[Cialug] update

Don Cady doncady at gmail.com
Sat Jan 2 09:13:06 CST 2010


On Thu, Dec 31, 2009 at 2:16 PM, Matt Stanton
<inflatablesoulmate at brothersofchaos.com> wrote:
> The main advantage I would see in running Win7 as the host OS is that a
> lot of these VM platforms do not support DirectX for the guest OS (or at
> least not a reasonably recent version of it).  So, if the reason you
> have Win7 running is because you like to crack out on 3d gaming, it
> would probably be easier to use Win7 as the host OS.
>
> Parallels 5 now supports DirectX 9.0c and 9Ex, which is pretty much the
> highest level of DirectX most games use, though Vista added support for
> DX10, and 7 supposedly adds support for DX11.  As for VMware and
> VirtualBox, I haven't looked to see where their DirectX support is.

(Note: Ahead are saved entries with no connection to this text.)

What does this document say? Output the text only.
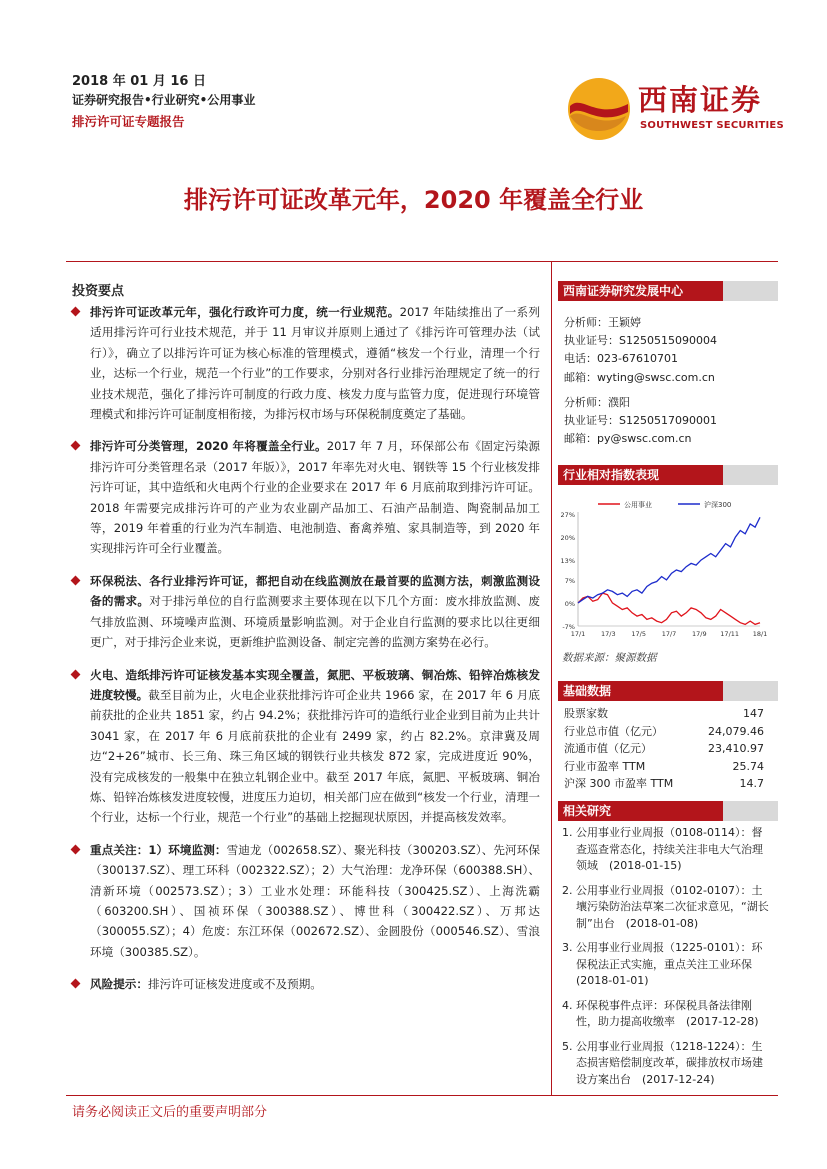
2018 年 01 月 16 日
证券研究报告•行业研究•公用事业
排污许可证专题报告
西南证券
SOUTHWEST SECURITIES
排污许可证改革元年，2020 年覆盖全行业
投资要点
排污许可证改革元年，强化行政许可力度，统一行业规范。2017 年陆续推出了一系列适用排污许可行业技术规范，并于 11 月审议并原则上通过了《排污许可管理办法（试行）》，确立了以排污许可证为核心标准的管理模式，遵循“核发一个行业，清理一个行业，达标一个行业，规范一个行业”的工作要求，分别对各行业排污治理规定了统一的行业技术规范，强化了排污许可制度的行政力度、核发力度与监管力度，促进现行环境管理模式和排污许可证制度相衔接，为排污权市场与环保税制度奠定了基础。
排污许可分类管理，2020 年将覆盖全行业。2017 年 7 月，环保部公布《固定污染源排污许可分类管理名录（2017 年版）》，2017 年率先对火电、钢铁等 15 个行业核发排污许可证，其中造纸和火电两个行业的企业要求在 2017 年 6 月底前取到排污许可证。2018 年需要完成排污许可的产业为农业副产品加工、石油产品制造、陶瓷制品加工等，2019 年着重的行业为汽车制造、电池制造、畜禽养殖、家具制造等，到 2020 年实现排污许可全行业覆盖。
环保税法、各行业排污许可证，都把自动在线监测放在最首要的监测方法，刺激监测设备的需求。对于排污单位的自行监测要求主要体现在以下几个方面：废水排放监测、废气排放监测、环境噪声监测、环境质量影响监测。对于企业自行监测的要求比以往更细更广，对于排污企业来说，更新维护监测设备、制定完善的监测方案势在必行。
火电、造纸排污许可证核发基本实现全覆盖，氮肥、平板玻璃、铜冶炼、铅锌冶炼核发进度较慢。截至目前为止，火电企业获批排污许可企业共 1966 家，在 2017 年 6 月底前获批的企业共 1851 家，约占 94.2%；获批排污许可的造纸行业企业到目前为止共计 3041 家，在 2017 年 6 月底前获批的企业有 2499 家，约占 82.2%。京津冀及周边“2+26”城市、长三角、珠三角区域的钢铁行业共核发 872 家，完成进度近 90%，没有完成核发的一般集中在独立轧钢企业中。截至 2017 年底，氮肥、平板玻璃、铜冶炼、铅锌冶炼核发进度较慢，进度压力迫切，相关部门应在做到“核发一个行业，清理一个行业，达标一个行业，规范一个行业”的基础上挖掘现状原因，并提高核发效率。
重点关注：1）环境监测：雪迪龙（002658.SZ）、聚光科技（300203.SZ）、先河环保（300137.SZ）、理工环科（002322.SZ）；2）大气治理：龙净环保（600388.SH）、清新环境（002573.SZ）；3）工业水处理：环能科技（300425.SZ）、上海洗霸（603200.SH）、国祯环保（300388.SZ）、博世科（300422.SZ）、万邦达（300055.SZ）；4）危废：东江环保（002672.SZ）、金圆股份（000546.SZ）、雪浪环境（300385.SZ）。
风险提示：排污许可证核发进度或不及预期。
西南证券研究发展中心
分析师：王颖婷
执业证号：S1250515090004
电话：023-67610701
邮箱：wyting@swsc.com.cn
分析师：濮阳
执业证号：S1250517090001
邮箱：py@swsc.com.cn
行业相对指数表现
27%
20%
13%
7%
0%
-7%
17/1 17/3 17/5 17/7 17/9 17/11 18/1
公用事业	沪深300
数据来源：聚源数据
基础数据
股票家数	147
行业总市值（亿元）	24,079.46
流通市值（亿元）	23,410.97
行业市盈率 TTM	25.74
沪深 300 市盈率 TTM	14.7
相关研究
1. 公用事业行业周报（0108-0114）：督查巡查常态化，持续关注非电大气治理领域　(2018-01-15)
2. 公用事业行业周报（0102-0107）：土壤污染防治法草案二次征求意见，“湖长制”出台　(2018-01-08)
3. 公用事业行业周报（1225-0101）：环保税法正式实施，重点关注工业环保　(2018-01-01)
4. 环保税事件点评：环保税具备法律刚性，助力提高收缴率　(2017-12-28)
5. 公用事业行业周报（1218-1224）：生态损害赔偿制度改革，碳排放权市场建设方案出台　(2017-12-24)
请务必阅读正文后的重要声明部分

Virtualbox officially provides unsupported and 'experimental' support
for OpenGL 2 and Direct3D 8 & 9. (wonderful sentence that was, wasn't
it? <g> )
It's not marked 'experimental' anymore, but it's still a 50/50 tossup
whether a given OpenGL app will work or not. It's a "It works for you?

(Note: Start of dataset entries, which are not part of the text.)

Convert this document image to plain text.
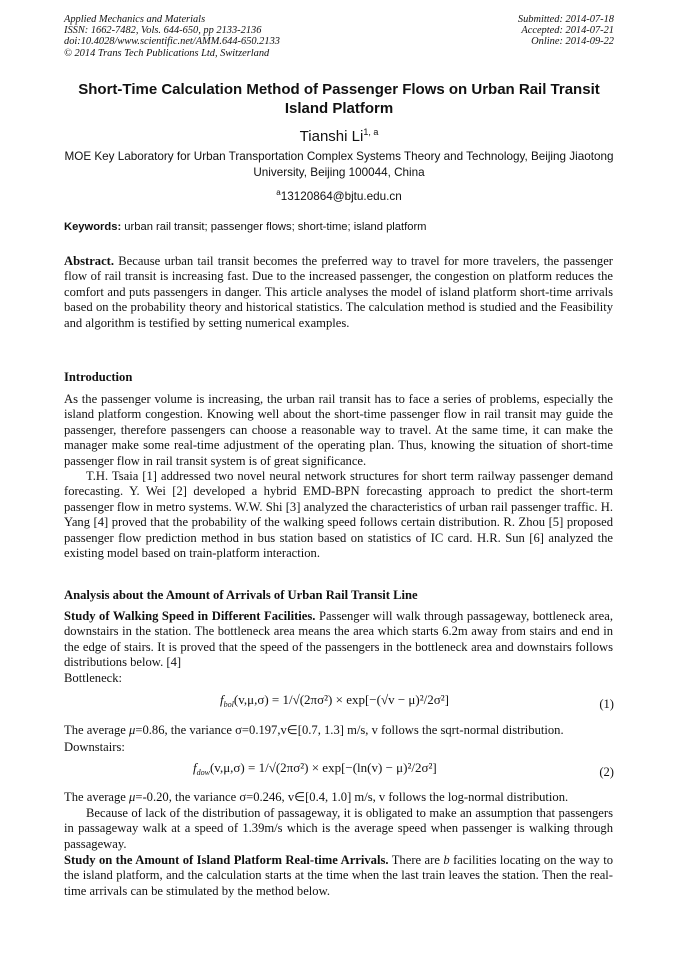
Applied Mechanics and Materials
ISSN: 1662-7482, Vols. 644-650, pp 2133-2136
doi:10.4028/www.scientific.net/AMM.644-650.2133
© 2014 Trans Tech Publications Ltd, Switzerland
Submitted: 2014-07-18
Accepted: 2014-07-21
Online: 2014-09-22
Short-Time Calculation Method of Passenger Flows on Urban Rail Transit Island Platform
Tianshi Li$^{1, a}$
MOE Key Laboratory for Urban Transportation Complex Systems Theory and Technology, Beijing Jiaotong University, Beijing 100044, China
$^a$13120864@bjtu.edu.cn
Keywords: urban rail transit; passenger flows; short-time; island platform

Abstract. Because urban tail transit becomes the preferred way to travel for more travelers, the passenger flow of rail transit is increasing fast. Due to the increased passenger, the congestion on platform reduces the comfort and puts passengers in danger. This article analyses the model of island platform short-time arrivals based on the probability theory and historical statistics. The calculation method is studied and the Feasibility and algorithm is testified by setting numerical examples.

Introduction

As the passenger volume is increasing, the urban rail transit has to face a series of problems, especially the island platform congestion. Knowing well about the short-time passenger flow in rail transit may guide the passenger, therefore passengers can choose a reasonable way to travel. At the same time, it can make the manager make some real-time adjustment of the operating plan. Thus, knowing the situation of short-time passenger flow in rail transit system is of great significance.

T.H. Tsaia [1] addressed two novel neural network structures for short term railway passenger demand forecasting. Y. Wei [2] developed a hybrid EMD-BPN forecasting approach to predict the short-term passenger flow in metro systems. W.W. Shi [3] analyzed the characteristics of urban rail passenger traffic. H. Yang [4] proved that the probability of the walking speed follows certain distribution. R. Zhou [5] proposed passenger flow prediction method in bus station based on statistics of IC card. H.R. Sun [6] analyzed the existing model based on train-platform interaction.

Analysis about the Amount of Arrivals of Urban Rail Transit Line

Study of Walking Speed in Different Facilities. Passenger will walk through passageway, bottleneck area, downstairs in the station. The bottleneck area means the area which starts 6.2m away from stairs and end in the edge of stairs. It is proved that the speed of the passengers in the bottleneck area and downstairs follows distributions below. [4]

Bottleneck:
$f_{bol}(v,\mu,\sigma) = 1/√(2\pi\sigma^2) \times \exp[-(√v - \mu)^2/2\sigma^2]$	(1)

The average μ=0.86, the variance σ=0.197,v∈[0.7, 1.3] m/s, v follows the sqrt-normal distribution.

Downstairs:
$f_{dow}(v,\mu,\sigma) = 1/√(2\pi\sigma^2) \times \exp[-(\ln(v) - \mu)^2/2\sigma^2]$	(2)

The average μ=-0.20, the variance σ=0.246, v∈[0.4, 1.0] m/s, v follows the log-normal distribution.

Because of lack of the distribution of passageway, it is obligated to make an assumption that passengers in passageway walk at a speed of 1.39m/s which is the average speed when passenger is walking through passageway.

Study on the Amount of Island Platform Real-time Arrivals. There are b facilities locating on the way to the island platform, and the calculation starts at the time when the last train leaves the station. Then the real-time arrivals can be stimulated by the method below.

Great! ...  It doesn't work for you? Ok, file a bug report and we'll
get to it eventually." DirectX/Direct3D is worse. Direct3D is provided
via WineD3D, so every D3D call gets converted to OpenGL before being
passed to Virtualbox's OpenGL handler. And supposedly D3D 7 doesn't
work either (but I've not tried..).

VMWare provides support for OpenGL 2.1 and Direct3D 8 & 9. Of course,
expect your 'hit rate' to be better than 50%.

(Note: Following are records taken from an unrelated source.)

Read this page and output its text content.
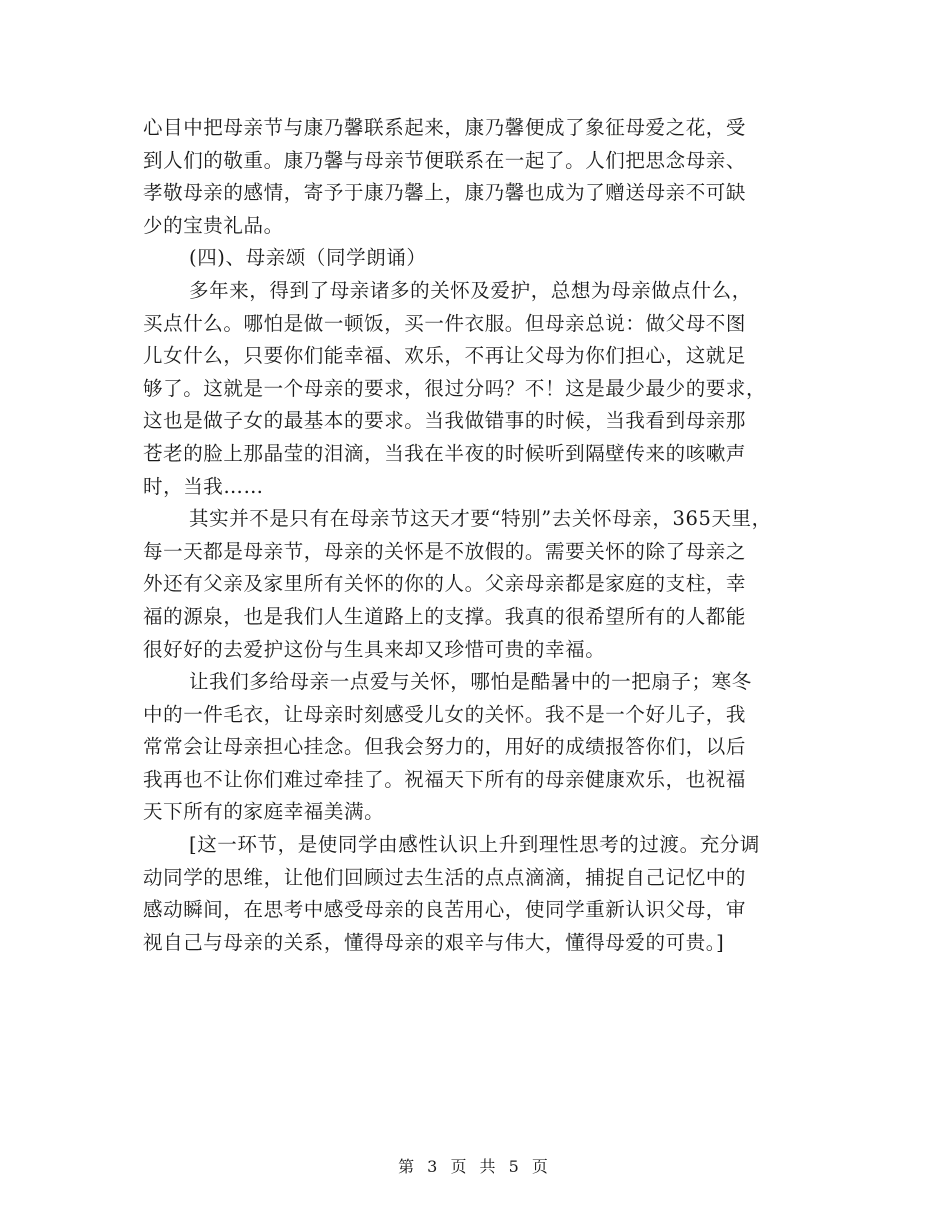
心目中把母亲节与康乃馨联系起来，康乃馨便成了象征母爱之花，受
到人们的敬重。康乃馨与母亲节便联系在一起了。人们把思念母亲、
孝敬母亲的感情，寄予于康乃馨上，康乃馨也成为了赠送母亲不可缺
少的宝贵礼品。
(四)、母亲颂（同学朗诵）
多年来，得到了母亲诸多的关怀及爱护，总想为母亲做点什么，
买点什么。哪怕是做一顿饭，买一件衣服。但母亲总说：做父母不图
儿女什么，只要你们能幸福、欢乐，不再让父母为你们担心，这就足
够了。这就是一个母亲的要求，很过分吗？不！这是最少最少的要求，
这也是做子女的最基本的要求。当我做错事的时候，当我看到母亲那
苍老的脸上那晶莹的泪滴，当我在半夜的时候听到隔壁传来的咳嗽声
时，当我……
其实并不是只有在母亲节这天才要“特别”去关怀母亲，365天里，
每一天都是母亲节，母亲的关怀是不放假的。需要关怀的除了母亲之
外还有父亲及家里所有关怀的你的人。父亲母亲都是家庭的支柱，幸
福的源泉，也是我们人生道路上的支撑。我真的很希望所有的人都能
很好好的去爱护这份与生具来却又珍惜可贵的幸福。
让我们多给母亲一点爱与关怀，哪怕是酷暑中的一把扇子；寒冬
中的一件毛衣，让母亲时刻感受儿女的关怀。我不是一个好儿子，我
常常会让母亲担心挂念。但我会努力的，用好的成绩报答你们，以后
我再也不让你们难过牵挂了。祝福天下所有的母亲健康欢乐，也祝福
天下所有的家庭幸福美满。
[这一环节，是使同学由感性认识上升到理性思考的过渡。充分调
动同学的思维，让他们回顾过去生活的点点滴滴，捕捉自己记忆中的
感动瞬间，在思考中感受母亲的良苦用心，使同学重新认识父母，审
视自己与母亲的关系，懂得母亲的艰辛与伟大，懂得母爱的可贵。]
第 3 页 共 5 页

The neat thing here is their recent submissions of vmwgfx and matching
Gallium driver to linux. As I understand it, because of these drivers,
in the future we will be able to run multiple X, X Video, OpenGL,
XvMC, OpenCL, etc. tasks in multiple guests, being served to single or
multiple GPUs as we do with general purpose CPUs today.